Chris Bowen comprend des édulcorants commerciaux sur la route de Net Zero

Le trésorier Jim Chalmers a rejoint Bowen à Brisbane mercredi pour annoncer le financement des carburants propres du gouvernement, promettant que l'objectif serait «responsable et examiné».

«Il s'agit d'une transition ordonnée parce que c'est ce qui est le mieux pour notre économie et pour l'environnement et en ce qui concerne nos obligations envers les générations futures.»

Chalmers a exploité les jours de litige sur Net Zero dans la coalition, affirmant que «le Parti libéral est maintenant dirigé par cette étrange collection de cuisinières et de cavalier et nulle part est plus évident que lorsqu'il s'agit de Net Zero».

Lundi, le sénateur de l'Australie-Occidentale Andrew Hastie a déclaré qu'il s'attendait à quitter le banc avant ou à perdre son emploi si le Parti libéral réaffirmait son engagement envers Net Zero d'ici 2050. Mais mercredi, il a concédé dans une interview avec Sky que « la plupart de mes collègues, en fait, ne soutiennent pas mon poste, donc je suis en minorité ».

Le chef de l'opposition Sussan Ley a déclaré à un déjeuner d'affaires à Melbourne mercredi, elle a salué le débat parmi les collègues de Net Zero.

« J'adore quand les gens ont des opinions fortes et les expriment parce qu'elles viennent des gens qu'ils écoutent », a-t-elle déclaré, ajoutant qu'elle avait exclu d'embrasser Net Zero sans conditions.

« Nous n'aurons pas de zéro net à tout prix car le coût peut être trop élevé.
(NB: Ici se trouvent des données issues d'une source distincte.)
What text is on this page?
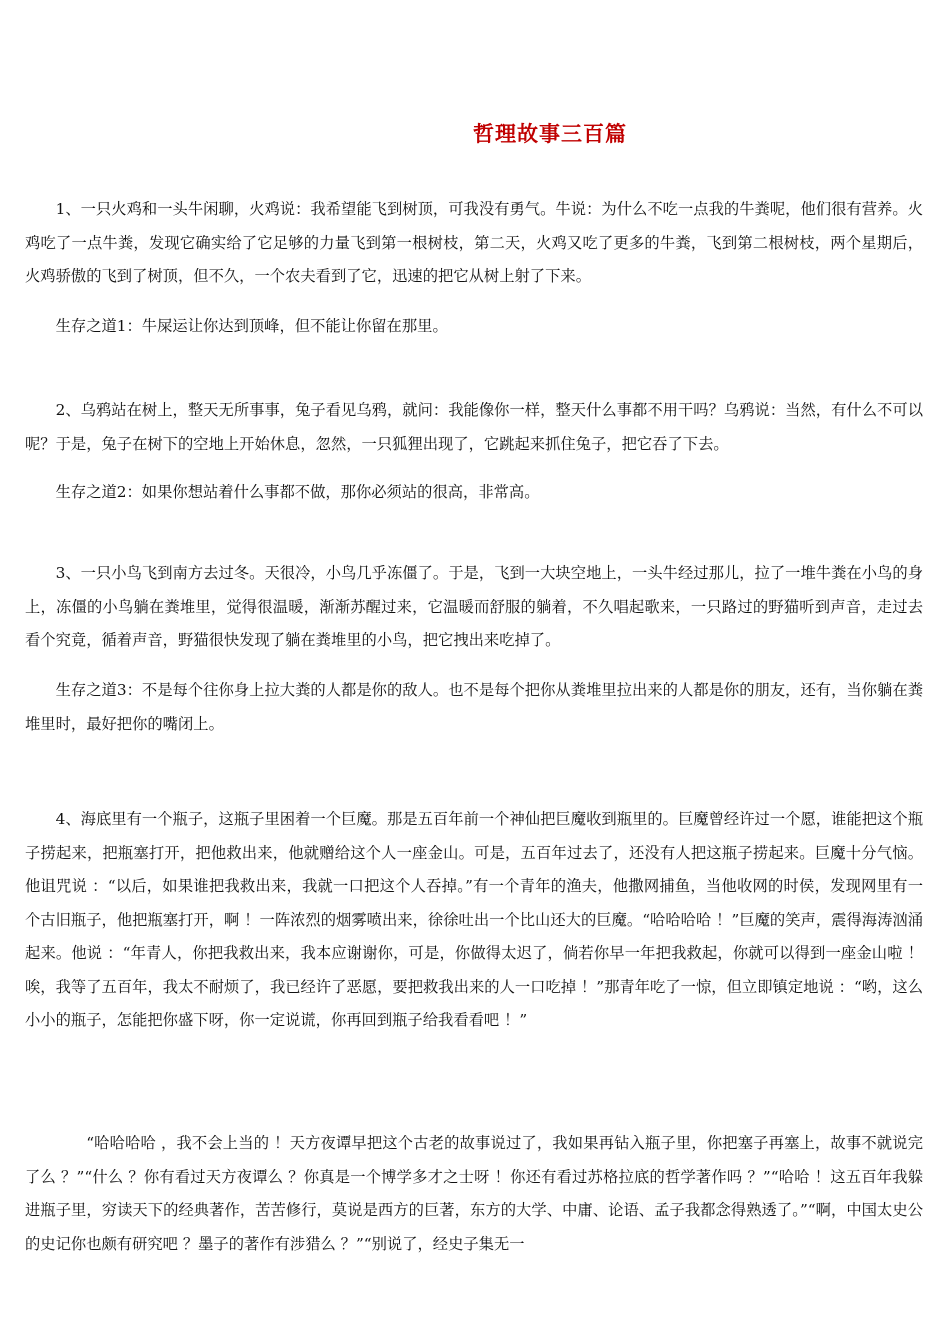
哲理故事三百篇

1、一只火鸡和一头牛闲聊，火鸡说：我希望能飞到树顶，可我没有勇气。牛说：为什么不吃一点我的牛粪呢，他们很有营养。火鸡吃了一点牛粪，发现它确实给了它足够的力量飞到第一根树枝，第二天，火鸡又吃了更多的牛粪，飞到第二根树枝，两个星期后，火鸡骄傲的飞到了树顶，但不久，一个农夫看到了它，迅速的把它从树上射了下来。

生存之道1：牛屎运让你达到顶峰，但不能让你留在那里。

2、乌鸦站在树上，整天无所事事，兔子看见乌鸦，就问：我能像你一样，整天什么事都不用干吗？乌鸦说：当然，有什么不可以呢？于是，兔子在树下的空地上开始休息，忽然，一只狐狸出现了，它跳起来抓住兔子，把它吞了下去。

生存之道2：如果你想站着什么事都不做，那你必须站的很高，非常高。

3、一只小鸟飞到南方去过冬。天很冷，小鸟几乎冻僵了。于是，飞到一大块空地上，一头牛经过那儿，拉了一堆牛粪在小鸟的身上，冻僵的小鸟躺在粪堆里，觉得很温暖，渐渐苏醒过来，它温暖而舒服的躺着，不久唱起歌来，一只路过的野猫听到声音，走过去看个究竟，循着声音，野猫很快发现了躺在粪堆里的小鸟，把它拽出来吃掉了。

生存之道3：不是每个往你身上拉大粪的人都是你的敌人。也不是每个把你从粪堆里拉出来的人都是你的朋友，还有，当你躺在粪堆里时，最好把你的嘴闭上。

4、海底里有一个瓶子，这瓶子里困着一个巨魔。那是五百年前一个神仙把巨魔收到瓶里的。巨魔曾经许过一个愿，谁能把这个瓶子捞起来，把瓶塞打开，把他救出来，他就赠给这个人一座金山。可是，五百年过去了，还没有人把这瓶子捞起来。巨魔十分气恼。他诅咒说 ：“以后，如果谁把我救出来，我就一口把这个人吞掉。”有一个青年的渔夫，他撒网捕鱼，当他收网的时侯，发现网里有一个古旧瓶子，他把瓶塞打开，啊 ！一阵浓烈的烟雾喷出来，徐徐吐出一个比山还大的巨魔。“哈哈哈哈 ！”巨魔的笑声，震得海涛汹涌起来。他说 ：“年青人，你把我救出来，我本应谢谢你，可是，你做得太迟了，倘若你早一年把我救起，你就可以得到一座金山啦 ！唉，我等了五百年，我太不耐烦了，我已经许了恶愿，要把救我出来的人一口吃掉 ！”那青年吃了一惊，但立即镇定地说 ：“哟，这么小小的瓶子，怎能把你盛下呀，你一定说谎，你再回到瓶子给我看看吧 ！”

“哈哈哈哈 ，我不会上当的 ！天方夜谭早把这个古老的故事说过了，我如果再钻入瓶子里，你把塞子再塞上，故事不就说完了么 ？”“什么 ？你有看过天方夜谭么 ？你真是一个博学多才之士呀 ！你还有看过苏格拉底的哲学著作吗 ？”“哈哈 ！这五百年我躲进瓶子里，穷读天下的经典著作，苦苦修行，莫说是西方的巨著，东方的大学、中庸、论语、孟子我都念得熟透了。”“啊，中国太史公的史记你也颇有研究吧 ？墨子的著作有涉猎么 ？”“别说了，经史子集无一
Et pour le moment, il semble que le coût soit trop élevé si l'on considère ce que ce gouvernement est sur le point de faire avec ses cibles de Paris. »

Notant que le porte-parole de la coalition, Dan Tehan, menait un examen de la politique Net Zero, Ley a déclaré que l'opposition serait informée par «deux thèmes fondamentaux».

«Que nous devons avoir un réseau énergétique stable et fiable pour fournir une énergie abordable pour les ménages et les entreprises, et que nous jouerons notre rôle dans la réduction des émissions de manière responsable et transparente», a-t-elle déclaré.

Lorsque le Parti travailliste a dévoilé son objectif climatique de 2030 pour réduire les émissions de 43% lors des élections de 2022, elle a cité le soutien du Conseil des affaires comme argument de vente majeur.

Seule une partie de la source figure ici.